Via Steve Sailer.
The Out of Africa Hypothesis, Human Genetic Diversity, and Comparative Economic Development
Quamrul Ashraf and Oded Galor
Abstract
This research advances and empirically establishes the hypothesis that, in the course of the prehistoric exodus of Homo sapiens out of Africa, variation in migratory distance to various settlements across the globe affected genetic diversity and has had a long-lasting hump-shaped effect on comparative economic development, reáecting the trade-offs between the beneficial and the detrimental effects of diversity on productivity. While intermediate levels of genetic diversity prevalent among Asian and European populations have been conducive for development, the high diversity of African populations and the low diversity of Native American populations have been detrimental for the development of these regions.
A very interesting paper. As can be seen in the link, it receives the usual backlash of dumbness.
The interesting thing about this that wasnt explored – even if it screamed to be explored – is how it works together with Lynn’s world wide IQ data. Lynn’s theory of cold climate has difficulties explaining why the arctic people are not smarter than they are. They are by no means dumb like africans, but they shud be smarter than they are going by the latitude theory and climate theory. I suggested that this might be due to inbreeding due to small populations. Perhaps. Perhaps its due to less genetic variation. It shud be possible to run a multiple regression analysis, and see how these two together explain IQ and income per capita.

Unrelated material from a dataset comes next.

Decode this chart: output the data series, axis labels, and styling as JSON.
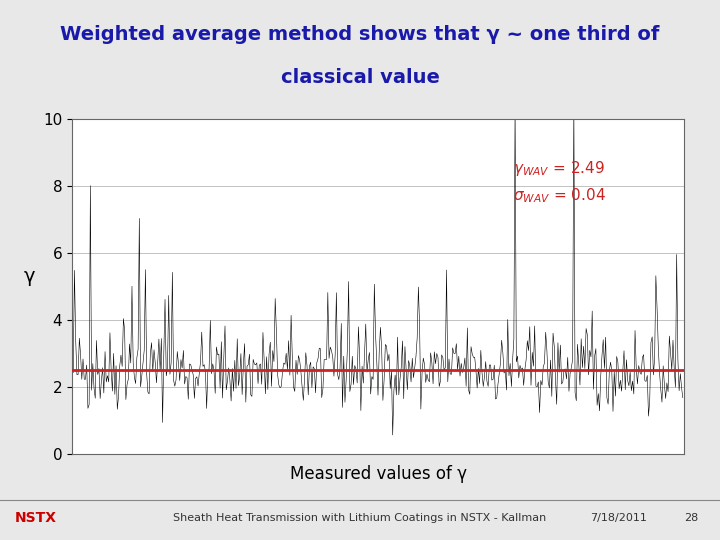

The theory behind this is: First humans were in Africa, then they migrated out to live in other places. These other places differed in environment by coldness among other things. Those that lived in colder places were under (stronger) selection pressure for intelligence. How fast this adaptation happens is controlled by population size and genetic variation in the populations.
Very strange that the paper does not even cite Lynn, or mentioned IQ anywhere. These seem obvious to explain differences in income per capita.